Ward Snoeck Lorenz Couckuyt Stein Naert Hanne Deprez Gilles Etienne Judith Samyn Pieter Snauwaert
Persbericht

Het ontwerpen van een automatische testopstelling voor het splicen van garens

 Studenten brengen innovatie naar de textielindustrie

Een team van zeven West-Vlaamse ingenieursstudenten heeft in opdracht van textielgigant NV Michel Van de Wiele (Marke) een machine ontworpen die het mogelijk zal maken om op industriële schaal garens aan elkaar te bevestigen zonder ze te knopen. Op deze manier wordt het zeer arbeidsintensieve  aan elkaar knopen van garenbobijnen gereduceerd tot een geautomatiseerde handeling. Voor de textielindustrie, waarmee onze streek eeuwenlang grote faam verwierf, betekent dit dat de automatisering van zelfs de grootste bobijnenrekken nu een hele stap dichter komt. Met dit project hebben de studenten hun steen bijgedragen in de innovatie en concurrentiële positie van een lokale industrie waar het vernieuwen, uitwijken of verzuipen is.

Splicen: Een knoop leggen zonder een knoop te leggen

Het principe van garens aan elkaar te bevestigen zonder knoop heet  "splicen". Bij het splicen van garens maakt men gebruik van hoge druk perslucht die men over de uiteinden van twee, of meer, garenuiteinden laat vloeien. De flinterdunne vezels in de garens vernestelen en de garens hangen aan elkaar zonder dat iemand daar ooit een knoop in moest leggen.  Met de gemaakte splices was tot nu toe echter een groot probleem. Men wist niet hoe sterk ze nu eigenlijk wel waren. Zijn ze sterker of zwakker dan een gewone knoop? Hoe kunnen we sterkere splices maken? Zonder een antwoord op die vragen was het onmogelijk om splicen tot een massaal industrieel proces te verheffen en de bobijnenrekken automatisch te laten werken. Men moet immers weten wat zo’n splices aankunnen vooralleer men ze massaal gaat gebruiken in een industrieel proces.
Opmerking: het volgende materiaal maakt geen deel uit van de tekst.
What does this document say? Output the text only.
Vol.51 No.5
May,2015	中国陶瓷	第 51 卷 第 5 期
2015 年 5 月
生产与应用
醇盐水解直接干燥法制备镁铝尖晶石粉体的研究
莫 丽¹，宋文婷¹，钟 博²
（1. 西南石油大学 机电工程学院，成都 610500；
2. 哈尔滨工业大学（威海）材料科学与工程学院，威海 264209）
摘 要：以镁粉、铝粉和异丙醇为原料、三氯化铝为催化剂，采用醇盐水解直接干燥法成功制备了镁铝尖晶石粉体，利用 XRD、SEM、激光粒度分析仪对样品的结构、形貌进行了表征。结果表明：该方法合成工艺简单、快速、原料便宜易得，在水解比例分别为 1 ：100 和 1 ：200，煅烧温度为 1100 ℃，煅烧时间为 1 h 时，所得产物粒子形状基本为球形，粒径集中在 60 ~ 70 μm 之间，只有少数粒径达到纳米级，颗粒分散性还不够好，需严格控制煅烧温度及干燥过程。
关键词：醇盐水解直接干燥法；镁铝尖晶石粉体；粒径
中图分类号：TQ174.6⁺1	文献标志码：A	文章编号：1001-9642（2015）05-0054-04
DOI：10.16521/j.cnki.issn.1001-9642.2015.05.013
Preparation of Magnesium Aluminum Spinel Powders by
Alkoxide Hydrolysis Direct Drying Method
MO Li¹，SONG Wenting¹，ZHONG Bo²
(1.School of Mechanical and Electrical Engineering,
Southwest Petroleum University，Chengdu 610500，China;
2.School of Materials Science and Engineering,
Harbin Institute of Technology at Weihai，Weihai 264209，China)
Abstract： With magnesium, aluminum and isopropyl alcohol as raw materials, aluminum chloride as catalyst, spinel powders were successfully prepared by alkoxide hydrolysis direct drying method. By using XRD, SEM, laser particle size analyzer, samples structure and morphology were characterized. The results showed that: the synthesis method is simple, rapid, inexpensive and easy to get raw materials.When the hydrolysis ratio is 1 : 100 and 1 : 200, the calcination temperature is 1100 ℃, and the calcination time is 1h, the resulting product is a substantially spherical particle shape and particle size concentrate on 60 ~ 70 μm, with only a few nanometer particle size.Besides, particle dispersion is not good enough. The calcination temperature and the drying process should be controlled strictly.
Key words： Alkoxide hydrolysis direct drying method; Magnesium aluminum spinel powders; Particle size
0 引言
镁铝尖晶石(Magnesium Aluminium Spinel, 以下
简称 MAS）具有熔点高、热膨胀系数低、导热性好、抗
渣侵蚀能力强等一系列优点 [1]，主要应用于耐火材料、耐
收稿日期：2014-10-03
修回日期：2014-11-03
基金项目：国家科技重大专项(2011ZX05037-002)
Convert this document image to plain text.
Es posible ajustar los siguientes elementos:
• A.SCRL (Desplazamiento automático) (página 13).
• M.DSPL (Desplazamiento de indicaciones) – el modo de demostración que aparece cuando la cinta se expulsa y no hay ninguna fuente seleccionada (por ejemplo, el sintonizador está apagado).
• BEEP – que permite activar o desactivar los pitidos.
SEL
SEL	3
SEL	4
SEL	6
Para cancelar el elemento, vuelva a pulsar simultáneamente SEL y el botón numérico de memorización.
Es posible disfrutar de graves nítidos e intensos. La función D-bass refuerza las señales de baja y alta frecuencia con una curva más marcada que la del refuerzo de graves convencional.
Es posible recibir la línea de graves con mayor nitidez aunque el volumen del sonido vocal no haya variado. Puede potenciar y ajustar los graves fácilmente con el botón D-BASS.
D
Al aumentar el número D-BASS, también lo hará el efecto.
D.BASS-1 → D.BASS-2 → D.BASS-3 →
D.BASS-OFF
Om aan de voorgaande vragen antwoord te kunnen bieden schakelde NV Michel van de Wiele zeven werktuigkundige ingenieursstudenten van de Katholieke Universiteit Leuven Campus Kortrijk (KULAK) in. Zij ontwierpen een machine waarmee het mogelijk wordt om splices te leggen en de sterkte van deze splices te bepalen. Ook is het mogelijk om de optimale omstandigheden te bepalen om een splice te maken die goed is voor industrieel gebruik. En dit geldt voor alle types garens.

Op dit moment zijn er per bobijnenrek in werking enkele mensen nodig om bobijnen aan elkaar te knopen en te vervangen. Met een automatisch bobijnenrek sparen textielfabrikanten een hoop geld onder de vorm van loonkost uit. Op deze manier komen onze textielfabrieken opnieuw in een haalbare concurrentiestrijd met de opkomende textielindustrie van het verre oosten. De techniek van het splicen belooft dus in de toekomst een grote rol te spelen in de textielnijverheid.

Tevreden? Kom terug!

De begeleidende ingenieurs bij NV Michel Van de Wiele zijn uiterst tevreden over het project en aan elk van de zeven teamleden werd een extra zomerstage aangeboden. Enkelen gingen hier meer dan graag op in en werden zo verder betrokken bij het volledige automatisatieproces van de bobijnenrekken. De machine die ze tijdens het academiejaar ontwierpen werd nog aan een grondige update onderworpen en is nu volledig klaar voor actie. Bij het bedrijf hopen ze op korte termijn heel wat informatie te vergaren over de nieuwe splicetechniek.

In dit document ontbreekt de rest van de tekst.